Like Baker Hughes and C3 AI, KBC and its parent company, Yokogawa, are focused on helping companies reach their sustainability goals. Enterprise AI applied to industrial oil and gas data is a key tool in the decarbonization challenge—making things happen that are repeatable over and over again, says Aylott—and will help the industry move quickly to respond to societal and market pressures driving the energy transition.

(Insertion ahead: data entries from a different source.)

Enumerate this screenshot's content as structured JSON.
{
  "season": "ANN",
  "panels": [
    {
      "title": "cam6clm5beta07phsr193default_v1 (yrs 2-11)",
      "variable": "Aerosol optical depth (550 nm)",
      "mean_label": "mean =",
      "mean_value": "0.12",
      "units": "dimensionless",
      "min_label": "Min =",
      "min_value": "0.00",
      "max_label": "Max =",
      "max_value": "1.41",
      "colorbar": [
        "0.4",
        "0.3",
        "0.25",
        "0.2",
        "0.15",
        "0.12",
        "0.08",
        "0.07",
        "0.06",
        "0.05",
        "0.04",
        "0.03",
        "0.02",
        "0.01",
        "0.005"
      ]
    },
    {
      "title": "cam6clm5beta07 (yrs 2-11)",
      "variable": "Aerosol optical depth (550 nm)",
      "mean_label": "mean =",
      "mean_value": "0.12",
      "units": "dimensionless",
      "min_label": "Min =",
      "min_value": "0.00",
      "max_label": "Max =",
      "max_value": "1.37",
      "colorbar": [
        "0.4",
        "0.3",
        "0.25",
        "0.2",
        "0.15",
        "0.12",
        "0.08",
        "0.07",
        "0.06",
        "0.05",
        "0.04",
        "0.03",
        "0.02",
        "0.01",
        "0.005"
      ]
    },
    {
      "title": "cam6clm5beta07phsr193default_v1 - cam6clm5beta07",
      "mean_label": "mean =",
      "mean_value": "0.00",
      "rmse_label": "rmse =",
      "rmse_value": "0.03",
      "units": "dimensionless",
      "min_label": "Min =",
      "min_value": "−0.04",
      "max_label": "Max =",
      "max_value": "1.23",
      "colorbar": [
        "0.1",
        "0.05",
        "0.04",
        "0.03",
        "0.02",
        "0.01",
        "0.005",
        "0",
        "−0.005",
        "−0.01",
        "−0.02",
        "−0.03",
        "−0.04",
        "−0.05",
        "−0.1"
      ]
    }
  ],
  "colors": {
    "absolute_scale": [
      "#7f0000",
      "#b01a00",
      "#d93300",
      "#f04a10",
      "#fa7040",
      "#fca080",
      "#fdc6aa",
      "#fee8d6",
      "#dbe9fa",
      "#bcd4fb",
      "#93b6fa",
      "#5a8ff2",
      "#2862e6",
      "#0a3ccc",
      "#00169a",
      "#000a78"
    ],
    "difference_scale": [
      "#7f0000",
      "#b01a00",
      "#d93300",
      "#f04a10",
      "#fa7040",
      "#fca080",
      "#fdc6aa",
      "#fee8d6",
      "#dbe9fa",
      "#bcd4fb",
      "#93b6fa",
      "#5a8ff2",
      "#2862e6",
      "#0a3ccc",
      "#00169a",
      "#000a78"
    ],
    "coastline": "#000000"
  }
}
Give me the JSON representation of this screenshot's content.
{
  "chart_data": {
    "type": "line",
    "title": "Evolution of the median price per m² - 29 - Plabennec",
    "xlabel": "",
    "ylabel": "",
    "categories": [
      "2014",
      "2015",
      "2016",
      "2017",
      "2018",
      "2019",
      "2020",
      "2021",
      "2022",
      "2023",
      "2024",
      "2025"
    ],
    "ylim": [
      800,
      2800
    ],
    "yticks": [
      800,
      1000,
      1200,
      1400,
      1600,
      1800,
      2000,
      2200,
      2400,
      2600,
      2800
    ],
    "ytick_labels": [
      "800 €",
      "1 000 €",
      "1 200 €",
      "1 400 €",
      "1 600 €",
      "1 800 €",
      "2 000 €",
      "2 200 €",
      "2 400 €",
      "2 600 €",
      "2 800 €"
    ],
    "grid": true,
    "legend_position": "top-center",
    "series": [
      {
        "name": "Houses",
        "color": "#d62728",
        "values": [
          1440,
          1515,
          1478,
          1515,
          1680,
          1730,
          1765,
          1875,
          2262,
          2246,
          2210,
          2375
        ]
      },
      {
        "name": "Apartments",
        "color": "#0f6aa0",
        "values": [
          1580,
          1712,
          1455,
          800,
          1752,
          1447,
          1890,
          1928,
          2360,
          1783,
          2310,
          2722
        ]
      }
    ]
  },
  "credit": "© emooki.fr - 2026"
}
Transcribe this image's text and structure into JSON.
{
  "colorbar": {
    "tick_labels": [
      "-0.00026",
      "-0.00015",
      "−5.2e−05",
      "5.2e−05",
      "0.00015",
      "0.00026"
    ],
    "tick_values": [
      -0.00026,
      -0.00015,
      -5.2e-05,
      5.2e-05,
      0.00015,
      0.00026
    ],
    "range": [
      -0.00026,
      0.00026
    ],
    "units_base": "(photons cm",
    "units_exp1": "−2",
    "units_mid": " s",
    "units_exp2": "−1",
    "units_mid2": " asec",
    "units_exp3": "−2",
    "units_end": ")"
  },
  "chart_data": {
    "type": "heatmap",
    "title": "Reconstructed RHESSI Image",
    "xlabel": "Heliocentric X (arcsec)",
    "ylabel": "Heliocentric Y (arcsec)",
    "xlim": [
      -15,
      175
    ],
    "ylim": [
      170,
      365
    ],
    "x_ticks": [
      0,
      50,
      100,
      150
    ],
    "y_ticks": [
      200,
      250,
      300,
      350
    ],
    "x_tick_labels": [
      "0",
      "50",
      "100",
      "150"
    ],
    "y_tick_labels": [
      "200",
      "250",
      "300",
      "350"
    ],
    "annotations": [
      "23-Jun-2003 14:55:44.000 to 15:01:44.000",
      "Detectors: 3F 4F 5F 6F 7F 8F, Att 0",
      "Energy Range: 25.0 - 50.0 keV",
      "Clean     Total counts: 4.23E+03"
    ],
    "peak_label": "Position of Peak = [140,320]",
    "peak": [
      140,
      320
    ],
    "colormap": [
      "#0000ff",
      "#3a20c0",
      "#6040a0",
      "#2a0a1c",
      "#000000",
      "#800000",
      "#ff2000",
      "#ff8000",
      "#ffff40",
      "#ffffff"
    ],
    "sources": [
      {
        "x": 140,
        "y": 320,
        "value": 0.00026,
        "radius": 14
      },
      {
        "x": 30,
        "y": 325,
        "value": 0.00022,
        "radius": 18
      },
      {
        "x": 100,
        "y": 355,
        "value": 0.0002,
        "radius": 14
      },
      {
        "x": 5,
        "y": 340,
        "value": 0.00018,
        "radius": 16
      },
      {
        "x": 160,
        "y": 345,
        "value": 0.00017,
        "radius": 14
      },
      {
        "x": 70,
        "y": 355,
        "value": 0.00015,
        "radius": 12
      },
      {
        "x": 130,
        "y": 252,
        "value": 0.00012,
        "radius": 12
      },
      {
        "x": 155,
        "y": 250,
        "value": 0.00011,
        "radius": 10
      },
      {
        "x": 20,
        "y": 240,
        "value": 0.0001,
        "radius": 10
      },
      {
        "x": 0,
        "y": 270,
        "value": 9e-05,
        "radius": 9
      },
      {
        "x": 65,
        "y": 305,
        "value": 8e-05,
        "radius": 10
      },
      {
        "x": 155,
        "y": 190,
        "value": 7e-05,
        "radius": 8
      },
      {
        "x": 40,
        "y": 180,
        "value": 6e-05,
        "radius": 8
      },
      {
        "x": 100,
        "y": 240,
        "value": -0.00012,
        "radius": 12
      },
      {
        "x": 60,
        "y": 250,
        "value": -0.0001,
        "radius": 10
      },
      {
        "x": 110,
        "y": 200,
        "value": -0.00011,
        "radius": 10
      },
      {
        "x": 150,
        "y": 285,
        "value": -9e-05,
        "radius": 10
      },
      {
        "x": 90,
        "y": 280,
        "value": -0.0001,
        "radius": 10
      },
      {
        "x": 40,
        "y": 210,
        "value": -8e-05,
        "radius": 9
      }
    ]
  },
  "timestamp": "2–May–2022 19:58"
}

Artificial intelligence (AI) can help achieve greater energy efficiency, accelerate a clean energy transition and reduce costs, especially by helping with renewable power generation, demand forecasting and management, and grid operation and optimization, according to the report.How does AI help energy efficiency? ›
Artificial intelligence monitors, collects information, controls, evaluates and manages energy consumption in buildings and factories. It controls energy usage and reduces it during peak hours, identifies and signals problems, and detects equipment failures before they occur.How artificial intelligence and machine learning are transforming the future of renewable energy? ›
AI and ML have the capability to transform the renewable energy space. The power companies can leverage the technologies to get better forecasts, manage their grids and schedule maintenance. These are also beneficial to consumers making the green energy flow without interruption.Can artificial intelligence transform the power system? ›
AI techniques have become popular for solving different problems in power systems like control, planning, scheduling, forecast, etc. These techniques can deal with difficult tasks faced by applications in modern large power systems with even more interconnections installed to meet increasing load demand.What is meant by energy transition? ›
The energy transition is a pathway toward transformation of the global energy sector from fossil-based to zero-carbon by the second half of this century. At its heart is the need to reduce energy-related CO2 emissions to limit climate change.How does artificial intelligence affect the environment? ›
Training a single AI system can emit over 250,000 pounds of carbon dioxide. In fact, the use of AI technology across all sectors produces carbon dioxide emissions at a level comparable to the aviation industry.How can AI be used for affordable and clean energy? ›
AI can balance electricity supply and demand needs in real-time, optimize energy use and storage to reduce rates. Technology governance will be needed to democratize access, encourage innovation and ensure resilient electricity sources.Can AI bring down electricity consumption in industrial units? ›
Using AI in the industrial sector
As most factories and production facilities are energy intensive, AI and data-mining can be of particular benefit as a means to reduce consumption. A large amount of the electricity generated worldwide – worth billions of dollars – is not actually used.
Using machine learning to improve building energy efficiency begins with data analytics. ML algorithms constantly incorporate and analyze data from a variety of sources (such as equipment, sensors, and devices) to refine an internal model that can be mined for trends and identify anomalies.What is smart grid? ›
Smart Grid is an Electrical Grid with Automation, Communication and IT systems that can monitor power flows from points of generation to points of consumption (even down to appliances level) and control the power flow or curtail the load to match generation in real time or near real time.
artificial intelligence (AI), the ability of a digital computer or computer-controlled robot to perform tasks commonly associated with intelligent beings.